Neurologie: Moderne neurologische Diagnostik

Gerade in der Altersmedizin geht es um Abbauerkrankungen des Gehirns und der Nerven, um Anfalls-, Entzündungs- und Infektionskrankheiten sowie um Überschneidungen unterschiedlicher Erkrankungen. Grundlage jeder Therapie ist eine ausgefeilte neurologische Diagnostik mithilfe einer klinischen Untersuchung und modernster Medizintechnik.

Neben der Abklärung einer Alzheimerdemenz ist eine neurologische Abklärung besonders bei Erkrankungen nötig, die neben anderen neurologischen Symptomen auch eine dementielle Entwicklung aufweisen, beispielsweise: Vaskuläre Demenzen, Vaskulitiden des Nervensystems, M. Parkinson und atypische Parkinsonsyndrome, Stoffwechselerkrankungen (z.B. Vitaminmangelerkrankungen, M. Wilson etc.).

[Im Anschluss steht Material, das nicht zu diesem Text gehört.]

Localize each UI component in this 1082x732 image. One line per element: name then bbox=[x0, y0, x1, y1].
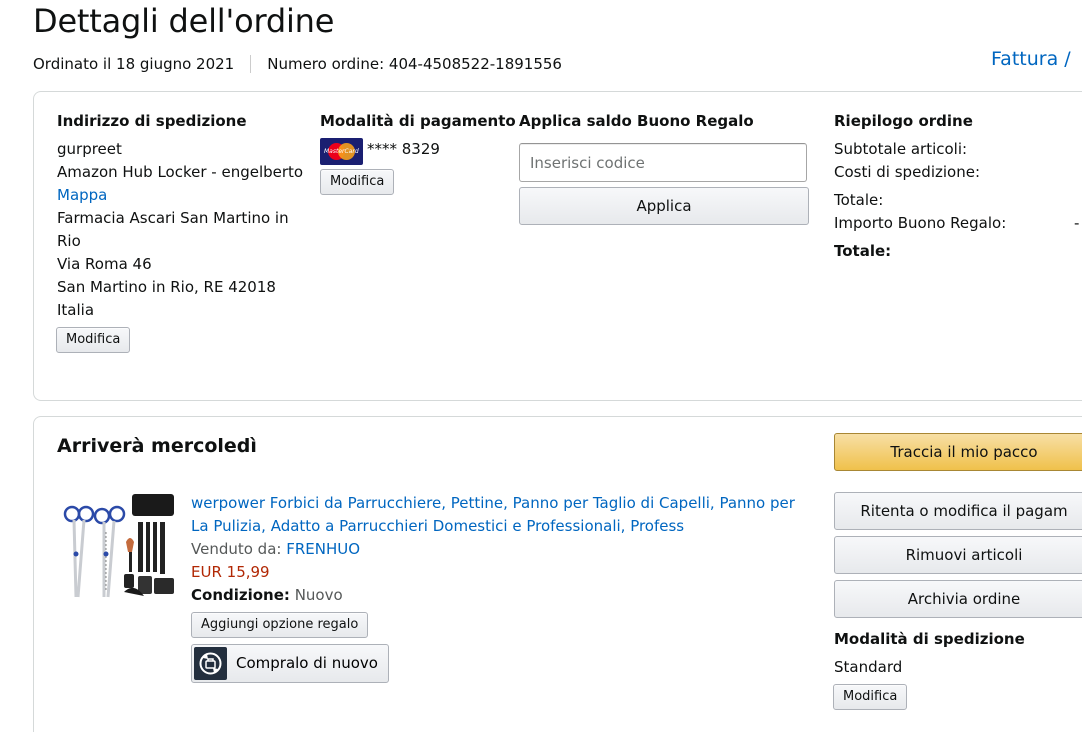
total-label: Totale: bbox=[834, 191, 884, 209]
sold-by: Venduto da: FRENHUO bbox=[191, 538, 360, 561]
edit-shipping-method-button[interactable]: Modifica bbox=[833, 684, 908, 710]
shipping-country: Italia bbox=[57, 301, 95, 319]
edit-address-button[interactable]: Modifica bbox=[56, 327, 131, 353]
payment-heading: Modalità di pagamento bbox=[320, 112, 516, 130]
shipping-cost-label: Costi di spedizione: bbox=[834, 163, 981, 181]
order-number: Numero ordine: 404-4508522-1891556 bbox=[267, 55, 562, 73]
condition-value: Nuovo bbox=[294, 586, 343, 604]
gift-amount-label: Importo Buono Regalo: bbox=[834, 214, 1007, 232]
shipping-city: San Martino in Rio, RE 42018 bbox=[57, 278, 276, 296]
order-meta: Ordinato il 18 giugno 2021 Numero ordine… bbox=[33, 55, 562, 73]
buy-again-button[interactable]: Compralo di nuovo bbox=[191, 644, 389, 683]
add-gift-option-button[interactable]: Aggiungi opzione regalo bbox=[191, 612, 369, 638]
gift-amount-value: - bbox=[1074, 214, 1080, 232]
edit-payment-button[interactable]: Modifica bbox=[320, 169, 395, 195]
mastercard-icon: MasterCard bbox=[320, 138, 363, 165]
product-title-link[interactable]: werpower Forbici da Parrucchiere, Pettin… bbox=[191, 492, 801, 538]
page-title: Dettagli dell'ordine bbox=[33, 2, 335, 40]
sold-by-label: Venduto da: bbox=[191, 540, 282, 558]
shipping-line2: Rio bbox=[57, 232, 81, 250]
divider bbox=[250, 55, 252, 73]
retry-payment-button[interactable]: Ritenta o modifica il pagam bbox=[834, 492, 1082, 530]
condition-label: Condizione: bbox=[191, 586, 290, 604]
shipping-street: Via Roma 46 bbox=[57, 255, 152, 273]
subtotal-label: Subtotale articoli: bbox=[834, 140, 968, 158]
map-link[interactable]: Mappa bbox=[57, 184, 107, 207]
seller-link[interactable]: FRENHUO bbox=[286, 540, 360, 558]
shipping-address-heading: Indirizzo di spedizione bbox=[57, 112, 247, 130]
invoice-link[interactable]: Fattura / bbox=[991, 48, 1071, 70]
shipping-method-value: Standard bbox=[834, 658, 903, 676]
buy-again-label: Compralo di nuovo bbox=[236, 654, 378, 672]
scissors-kit-image[interactable] bbox=[62, 492, 180, 604]
card-number: **** 8329 bbox=[367, 140, 440, 158]
arrival-heading: Arriverà mercoledì bbox=[57, 435, 257, 457]
shipping-line1: Farmacia Ascari San Martino in bbox=[57, 209, 289, 227]
gift-card-heading: Applica saldo Buono Regalo bbox=[519, 112, 754, 130]
remove-items-button[interactable]: Rimuovi articoli bbox=[834, 536, 1082, 574]
order-summary-heading: Riepilogo ordine bbox=[834, 112, 973, 130]
order-date: Ordinato il 18 giugno 2021 bbox=[33, 55, 235, 73]
archive-order-button[interactable]: Archivia ordine bbox=[834, 580, 1082, 618]
card-brand-text: MasterCard bbox=[324, 148, 359, 155]
apply-gift-button[interactable]: Applica bbox=[519, 187, 809, 225]
shipping-name: gurpreet bbox=[57, 140, 122, 158]
shipping-method-heading: Modalità di spedizione bbox=[834, 630, 1025, 648]
buy-again-icon bbox=[194, 647, 227, 680]
condition: Condizione: Nuovo bbox=[191, 584, 343, 607]
track-package-button[interactable]: Traccia il mio pacco bbox=[834, 433, 1082, 471]
gift-code-input[interactable] bbox=[519, 143, 807, 182]
shipping-locker: Amazon Hub Locker - engelberto bbox=[57, 163, 304, 181]
grand-total-label: Totale: bbox=[834, 242, 892, 260]
product-price: EUR 15,99 bbox=[191, 563, 270, 581]
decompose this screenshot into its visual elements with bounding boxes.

Das Risiko für einen Schlaganfall steigt mit dem Alter. Manche Medikamente zur Behandlung einer internistischen Erkrankung verschlechtern eine begleitende Parkinson- oder Demenzerkrankung. Mit steigendem Alter können auch hinter der einen oder anderen phasenweisen „Verwirrtheit“ epileptische Anfälle ohne sichtbare Krämpfe stecken – genannt „Altersepilepsie“.

Ultraschall macht auch kleinste Gefäße sichtbar
Die neurologische Diagnostik findet im Erdgeschoss des Dr. h.c. Theo Schöller-Hauses statt. Mit Hilfe von Ultraschall werden nicht nur die hirnversorgenden Gefäße im Halsbereich, sondern auch die kleinen Gefäße innerhalb des Schädels durch die Schädeldecke hindurch in den Fokus genommen. Dabei wird der Blutfluss gemessen und der Zustand der Gefäßwand beurteilt. Bei neurologischen Erkrankungen im Bereich von Armen und Beinen macht Ultraschall Nerven und Muskeln sichtbar.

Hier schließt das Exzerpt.